27 novembre 2011,
C’était un matin d’été en 1992. Je devais récupérer les maquettes des premiers enregistrements d’Ipso facto, la compilation de jeunes groupes angevins que nous avions réussi à produire, par miracle…J’avais même obtenu une bourse « Défi jeune », 20000 francs, une fortune à l’époque, pour financer le projet…5 groupes, 10 chansons.
Avec le recul, à part le Casbah Club – dont le bassiste Mathieu officie désormais chez Zenzile, et Bepi Faliero dont un des membres, Arnaud, a ensuite créé Hint puis La Phaze, le disque était faible et inégal…mais il avait le mérite d’exister. C’était un truc qu’on avait réussi à terminer, fierté unique d’une période où tout projet mourait en général avant même d’être entamé, faute d’énergie et de confiance en soi.

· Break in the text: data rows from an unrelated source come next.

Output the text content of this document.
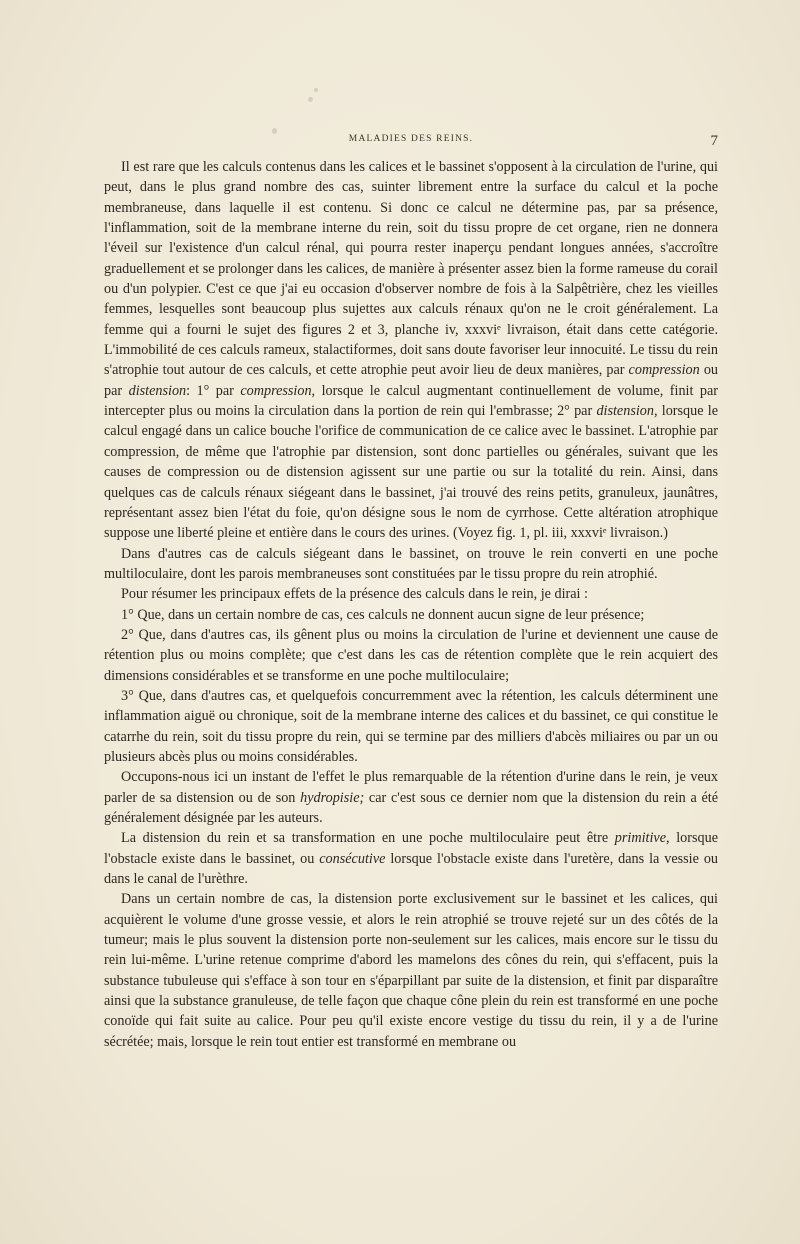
MALADIES DES REINS.	7

Il est rare que les calculs contenus dans les calices et le bassinet s'opposent à la circulation de l'urine, qui peut, dans le plus grand nombre des cas, suinter librement entre la surface du calcul et la poche membraneuse, dans laquelle il est contenu. Si donc ce calcul ne détermine pas, par sa présence, l'inflammation, soit de la membrane interne du rein, soit du tissu propre de cet organe, rien ne donnera l'éveil sur l'existence d'un calcul rénal, qui pourra rester inaperçu pendant longues années, s'accroître graduellement et se prolonger dans les calices, de manière à présenter assez bien la forme rameuse du corail ou d'un polypier. C'est ce que j'ai eu occasion d'observer nombre de fois à la Salpêtrière, chez les vieilles femmes, lesquelles sont beaucoup plus sujettes aux calculs rénaux qu'on ne le croit généralement. La femme qui a fourni le sujet des figures 2 et 3, planche iv, xxxviᵉ livraison, était dans cette catégorie. L'immobilité de ces calculs rameux, stalactiformes, doit sans doute favoriser leur innocuité. Le tissu du rein s'atrophie tout autour de ces calculs, et cette atrophie peut avoir lieu de deux manières, par compression ou par distension: 1° par compression, lorsque le calcul augmentant continuellement de volume, finit par intercepter plus ou moins la circulation dans la portion de rein qui l'embrasse; 2° par distension, lorsque le calcul engagé dans un calice bouche l'orifice de communication de ce calice avec le bassinet. L'atrophie par compression, de même que l'atrophie par distension, sont donc partielles ou générales, suivant que les causes de compression ou de distension agissent sur une partie ou sur la totalité du rein. Ainsi, dans quelques cas de calculs rénaux siégeant dans le bassinet, j'ai trouvé des reins petits, granuleux, jaunâtres, représentant assez bien l'état du foie, qu'on désigne sous le nom de cyrrhose. Cette altération atrophique suppose une liberté pleine et entière dans le cours des urines. (Voyez fig. 1, pl. iii, xxxviᵉ livraison.)

Dans d'autres cas de calculs siégeant dans le bassinet, on trouve le rein converti en une poche multiloculaire, dont les parois membraneuses sont constituées par le tissu propre du rein atrophié.

Pour résumer les principaux effets de la présence des calculs dans le rein, je dirai :

1° Que, dans un certain nombre de cas, ces calculs ne donnent aucun signe de leur présence;

2° Que, dans d'autres cas, ils gênent plus ou moins la circulation de l'urine et deviennent une cause de rétention plus ou moins complète; que c'est dans les cas de rétention complète que le rein acquiert des dimensions considérables et se transforme en une poche multiloculaire;

3° Que, dans d'autres cas, et quelquefois concurremment avec la rétention, les calculs déterminent une inflammation aiguë ou chronique, soit de la membrane interne des calices et du bassinet, ce qui constitue le catarrhe du rein, soit du tissu propre du rein, qui se termine par des milliers d'abcès miliaires ou par un ou plusieurs abcès plus ou moins considérables.

Occupons-nous ici un instant de l'effet le plus remarquable de la rétention d'urine dans le rein, je veux parler de sa distension ou de son hydropisie; car c'est sous ce dernier nom que la distension du rein a été généralement désignée par les auteurs.

La distension du rein et sa transformation en une poche multiloculaire peut être primitive, lorsque l'obstacle existe dans le bassinet, ou consécutive lorsque l'obstacle existe dans l'uretère, dans la vessie ou dans le canal de l'urèthre.

Dans un certain nombre de cas, la distension porte exclusivement sur le bassinet et les calices, qui acquièrent le volume d'une grosse vessie, et alors le rein atrophié se trouve rejeté sur un des côtés de la tumeur; mais le plus souvent la distension porte non-seulement sur les calices, mais encore sur le tissu du rein lui-même. L'urine retenue comprime d'abord les mamelons des cônes du rein, qui s'effacent, puis la substance tubuleuse qui s'efface à son tour en s'éparpillant par suite de la distension, et finit par disparaître ainsi que la substance granuleuse, de telle façon que chaque cône plein du rein est transformé en une poche conoïde qui fait suite au calice. Pour peu qu'il existe encore vestige du tissu du rein, il y a de l'urine sécrétée; mais, lorsque le rein tout entier est transformé en membrane ou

Ce matin d’été donc, j’étais à la recherche de l’ingénieur du son, je ne sais plus trop pourquoi. Je l’ai appelé chez lui; en 1992 on n’avait pas de portables…Sa femme m’a dit qu’il était en train d’enregistrer le dernier album de Lo’Jo, dans une ferme pourrie d’un petit village paumé du nord du département. Champigné.
Champigné, c’était chez moi, mon village. Et la ferme en question, la Petite Bougrie, c’était la maison natale de mon-grand père Alfred…
Moi, Lo’Jo, j’adorais. Un mélange de plein de choses, un joyeux bordel estampillé « World music ». Du jazz, de la musique orientale, des influences slaves. Un groupe d’Angers et d’ailleurs, qui plaisait beaucoup à Télérama et dont la musique passait sur FIP. Pas sur NRJ.
C’est donc un peu intimidé que je suis allé rencontrer un de mes groupes favoris, sur les terres mêmes de ma genèse familiale…
J’ai dû arriver trop tôt. Il devait être onze heures du matin…L’aube naissante en quelque sorte. Un soleil pourtant déjà haut. Le groupe avait baptisé l’endroit « Tipi on ze wall ». Effectivement, on apercevait quelques tentes indiennes, installées derrière les bâtiments de la ferme, qui n’avaient pas dû changer depuis que mon grand-père avait quitté ses culottes courtes.
Je ne voyais personne, ni dans la maison, ni dehors, j’appelais mais rien ne bougeait.
Et puis soudain, je l’ai aperçu. Un personnage hors du temps, une gueule de fin de soirée, une sorte de Kusturica du Maine-et-Loire en fin de parcours. Il était attablé dehors, devant un bol de café et une bière. Sans bouger la tête, qui semblait avoir perdue son autonomie propre, Il a levé un œil chargé de vapeurs d’alcool dans ma direction. Il a balbutié un truc. J’ai répondu n’importe quoi. Sans un mot, Il a balancé son œil dans l’autre sens, en direction de la porte d’entrée.
L’ingénieur du son était à l’intérieur. Il m’a donné les maquettes. Il m’a proposé un café dehors, j’ai dit ok. Sauf qu’il n’est pas venu. Et j’étais seul avec Joe l’indien. Il ne bougeait pas. Je lui ai demandé si l’enregistrement se passait bien, il a grogné. Mon café était trop chaud mais j’étais prêt à le boire d’une seule gorgée pour pouvoir me barrer. Je lui ai raconté l’histoire de mon grand-père qui était né ici, blah, blah. Il a grogné. J’ai décidé de me brûler.
En partant, depuis le chemin, j’ai aperçu quelqu’un qui sortait d’un tipi. C’était une des choristes, complètement nue. Une autre est sortie d’une autre tente, nue, elle aussi.
Je me suis dit que si mon grand-père avait vu ça, il aurait adoré…
Quelques mois plus tard, l’album Fils de Zamal est sorti. Bien sûr on est allé voir Lo’Jo en concert et j’ai vu Joe l’indien Kusturica vociférer sa chanson Brian Guédon sur scène, une bouteille de vodka à la main. Et c’était magnifique.